A calculator takes your assumptions and multiplies them. Garbage in, confident garbage out. It will happily tell you a model costs USD 0.40 per million tokens because you told it the GPU runs at 90% utilization — a figure you have no way to defend.

A meter does the opposite. It watches the running server and reports what is actually happening: request rate, time-to-first-token, time-per-output-token, batch occupancy, KV cache pressure. From those, the effective cost falls out as a measurement, not a guess.

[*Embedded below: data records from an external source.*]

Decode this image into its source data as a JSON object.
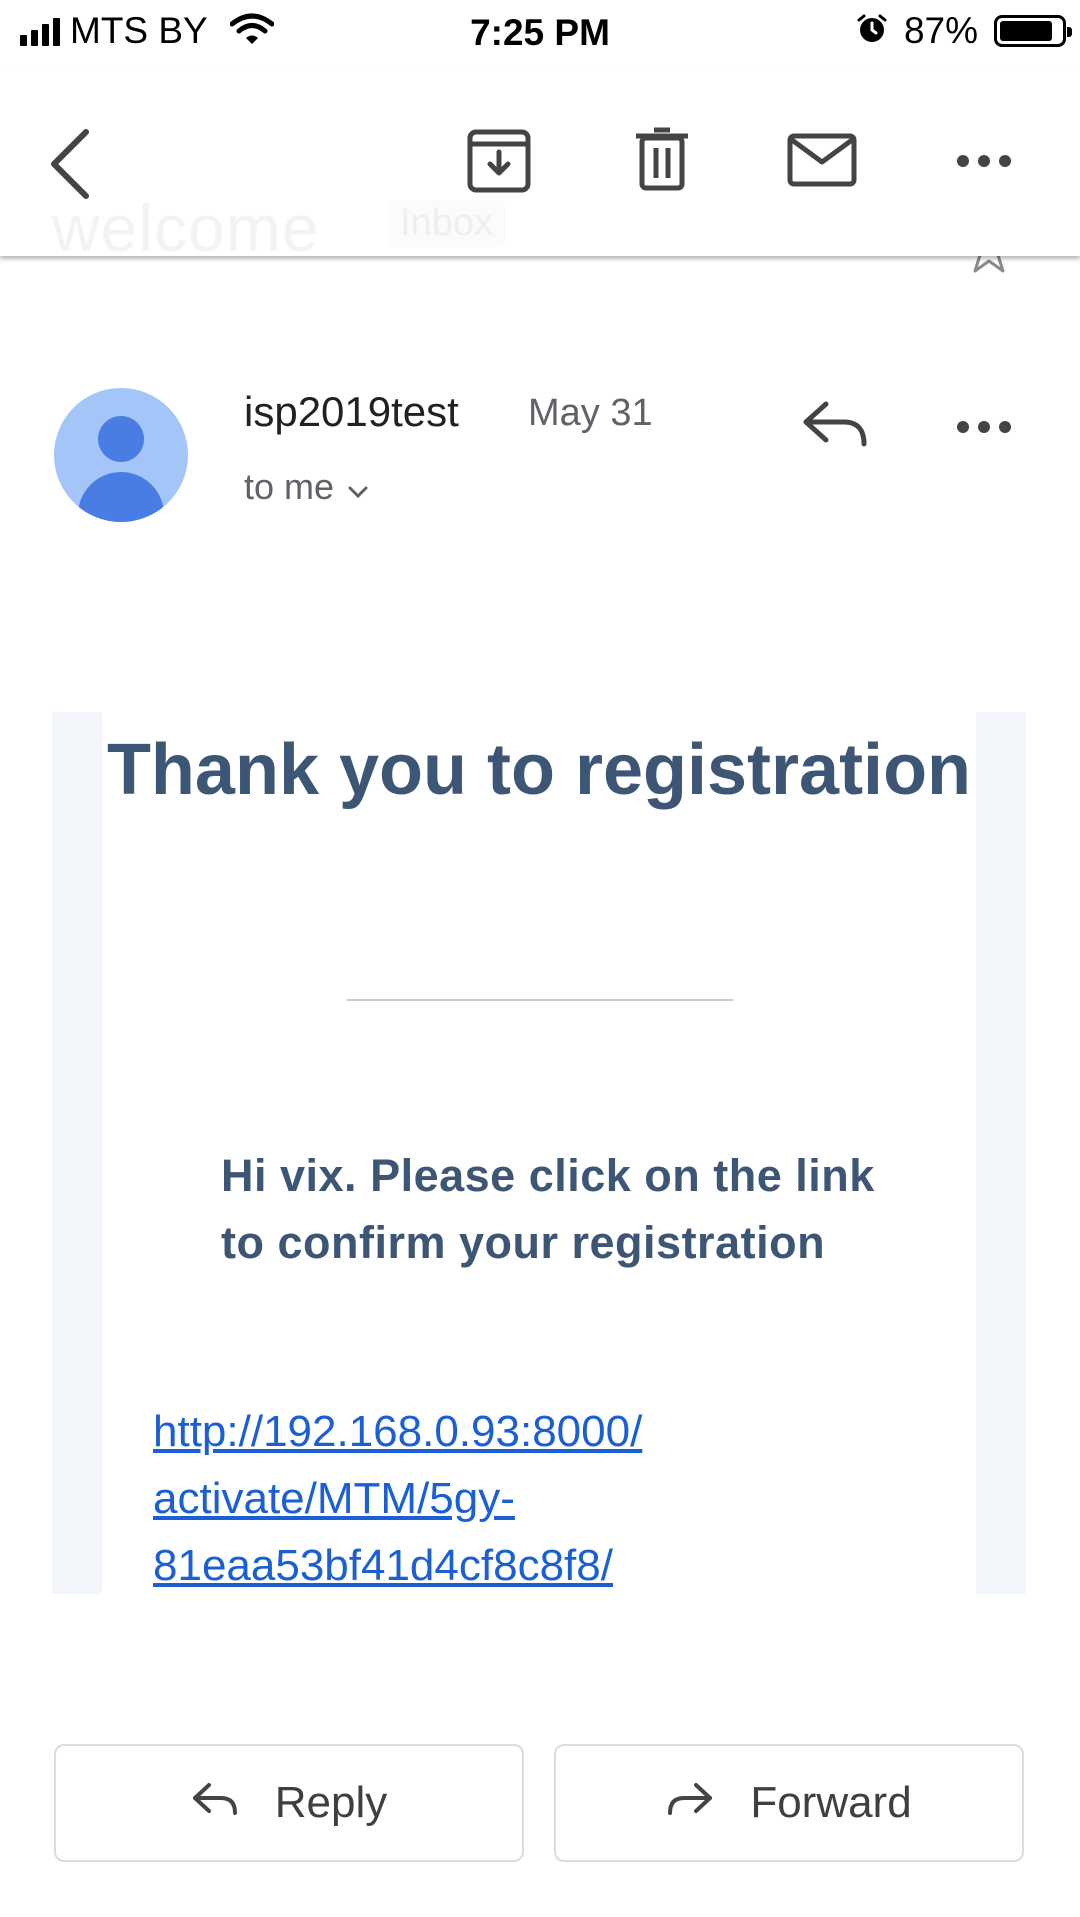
{
  "status_bar": {
    "carrier": "MTS BY",
    "time": "7:25 PM",
    "battery_percent": "87%",
    "battery_level": 0.87,
    "icons": [
      "signal-icon",
      "wifi-icon",
      "alarm-icon",
      "battery-icon"
    ]
  },
  "toolbar": {
    "ghost_subject": "welcome",
    "ghost_label": "Inbox",
    "actions": [
      "back-icon",
      "archive-icon",
      "delete-icon",
      "mark-unread-icon",
      "more-icon"
    ]
  },
  "message": {
    "sender": "isp2019test",
    "date": "May 31",
    "recipient": "to me",
    "headline": "Thank you to registration",
    "body": "Hi vix. Please click on the link to confirm your registration",
    "link_lines": [
      "http://192.168.0.93:8000/",
      "activate/MTM/5gy-",
      "81eaa53bf41d4cf8c8f8/"
    ]
  },
  "actions": {
    "reply_label": "Reply",
    "forward_label": "Forward"
  },
  "colors": {
    "headline": "#3d5675",
    "link": "#1a5fd6",
    "avatar_bg": "#a3c5f8",
    "avatar_fg": "#4a7de3"
  }
}
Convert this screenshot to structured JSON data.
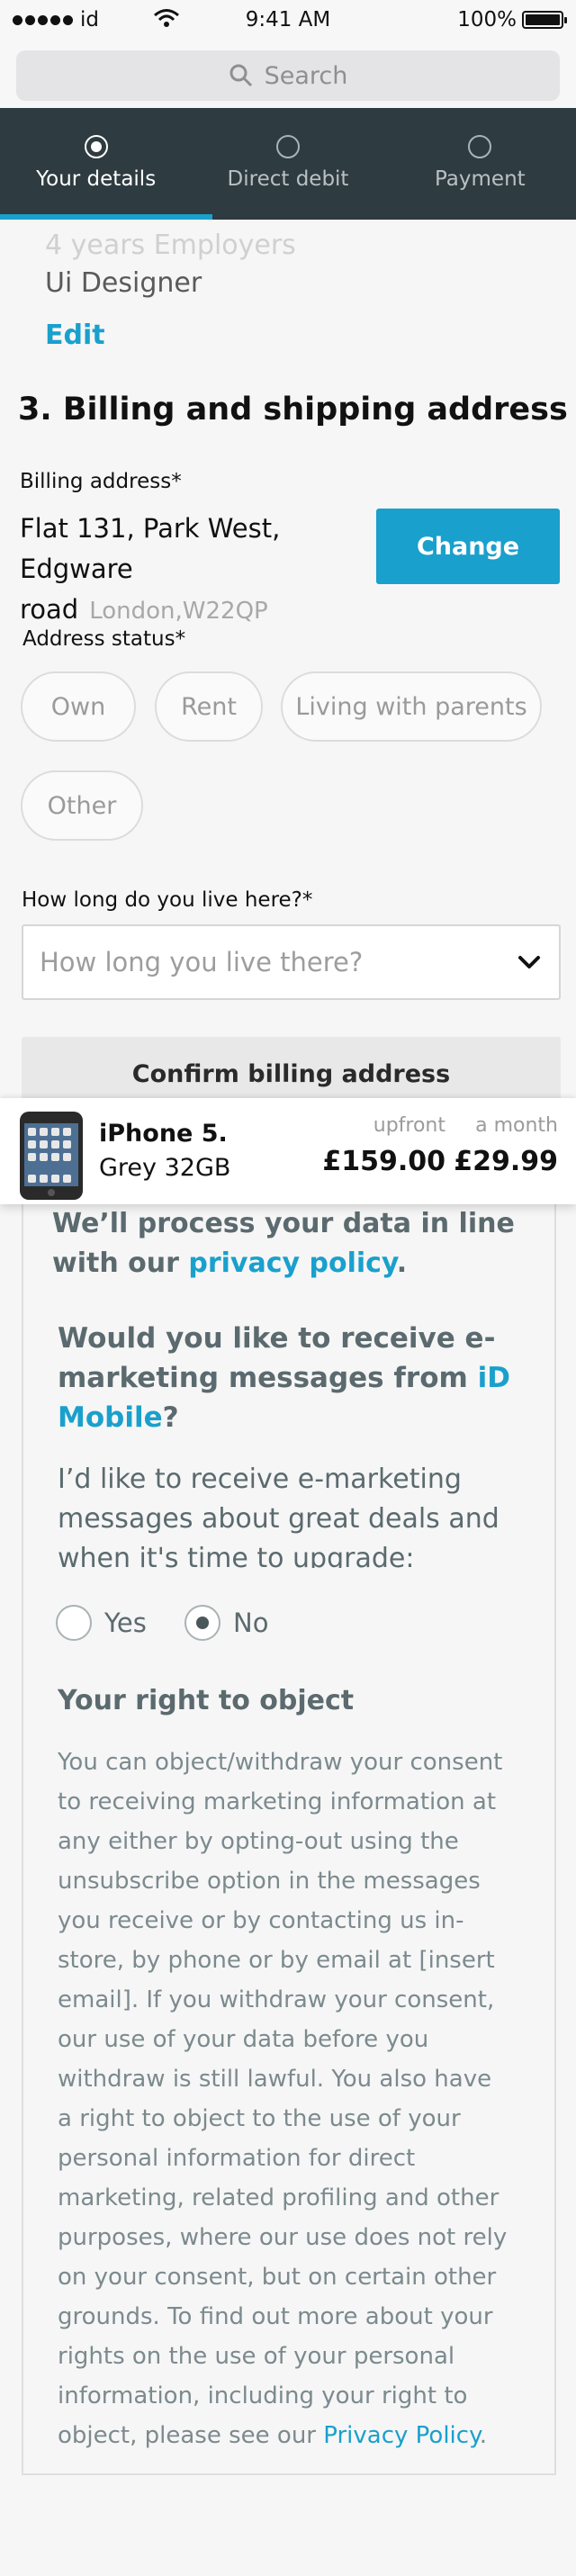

Meter beats calculator. Not because the math is fancier — because it refuses to assume the one number that matters most.

What the meter reads

vllm-cost-meter is a read-only observer. It never touches the inference path; it ingests Prometheus metrics a vLLM server already emits and turns them into a live cost-per-million-token readout:

  • throughput and request rate
  • TTFT, TPOT, and end-to-end latency
  • prompt and generation lengths
  • batch state and KV cache utilization

Near idle, I have watched the effective cost climb to 36.3× the saturated figure on the same hardware. No calculator will ever show you that number, because no one types "we run at 3% utilization at 4am" into a spreadsheet.

The bias I trust

I like tools that tell operators the truth, even when the truth is unflattering. A meter is harder to fool than a calculator because it is reporting reality instead of negotiating with it. That is the whole design philosophy: build the meter, not another calculator.